6- Müşteri Kızıştırmamak
Çoğunlukla malın fiyat ve sürümünü arttırmaya yönelik bir hîle şeklinde ortaya çıkan neceş; bu yönüyle haksız rekabet çeşitlerinden biri sayılmaktadır. Şöyle ki, bir pazarlık esnasında satıcı ile anlaşmalı olan üçüncü bir kişi (veya kişiler) sanki alıcıymış gibi devreye girerek gerçek müşterinin verdiğinden daha yüksek bir fiyat teklif etmek suretiyle onu yanıltır. Böylece talip olduğu malı başkasına kaptırmak istemeyen ilk teklif sahibi ister istemez daha yüksek meblağ ödemek zorunda kalabilmektedir. Bu durum pazarlık halindeyken olabileceği gibi akdin kesinleşmesinden sonra da vuku bulabilmektedir.[17]
İşte serbest rekabet ortamını zedeleyip haksız rekabete yol açan, kardeşlik ilişkilerini zedeleyen ve bir rantiye sınıfı oluşturarak tüketicinin zarar görmesine zemin hazırlayan bu tür muameleler Hz.

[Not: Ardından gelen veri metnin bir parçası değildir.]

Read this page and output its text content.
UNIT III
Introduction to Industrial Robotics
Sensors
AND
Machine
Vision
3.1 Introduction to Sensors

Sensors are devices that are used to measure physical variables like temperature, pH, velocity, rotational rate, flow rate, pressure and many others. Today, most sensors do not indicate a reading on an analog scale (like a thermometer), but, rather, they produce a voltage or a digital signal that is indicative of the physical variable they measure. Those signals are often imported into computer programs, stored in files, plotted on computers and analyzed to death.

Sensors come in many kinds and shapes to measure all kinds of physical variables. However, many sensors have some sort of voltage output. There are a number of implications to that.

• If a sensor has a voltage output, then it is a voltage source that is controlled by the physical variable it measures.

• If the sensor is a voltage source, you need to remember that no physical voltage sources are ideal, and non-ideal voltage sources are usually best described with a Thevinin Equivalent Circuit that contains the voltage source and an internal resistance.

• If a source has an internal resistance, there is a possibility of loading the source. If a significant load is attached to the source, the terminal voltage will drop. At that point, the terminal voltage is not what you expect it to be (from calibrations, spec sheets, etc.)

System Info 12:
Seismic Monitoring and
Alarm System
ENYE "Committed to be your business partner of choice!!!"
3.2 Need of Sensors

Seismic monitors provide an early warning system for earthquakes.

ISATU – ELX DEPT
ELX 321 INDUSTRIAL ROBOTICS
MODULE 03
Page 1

Peygamber tarafından yasaklanmış;[18] “Bir malı alıyor görünerek kıymetini (değerini) artırmayınız”[19],
، عن أبي هريرة رضي الله عنه قال نهى رسول الله صلى الله عليه وسلم أن يبيع حاضر لباد، ولا تناجشوا، ولا يبيع الرجل على بيع أخيه:
“Neceş yapmayın. Bir kimse kardeşinin pazarlığı üzerine pazarlık yapmasın”[20] gibi hadislerle Müslüman tüccarın bu tür olumsuz davranışlardan sakınması gerektiği vurgulanmıştır.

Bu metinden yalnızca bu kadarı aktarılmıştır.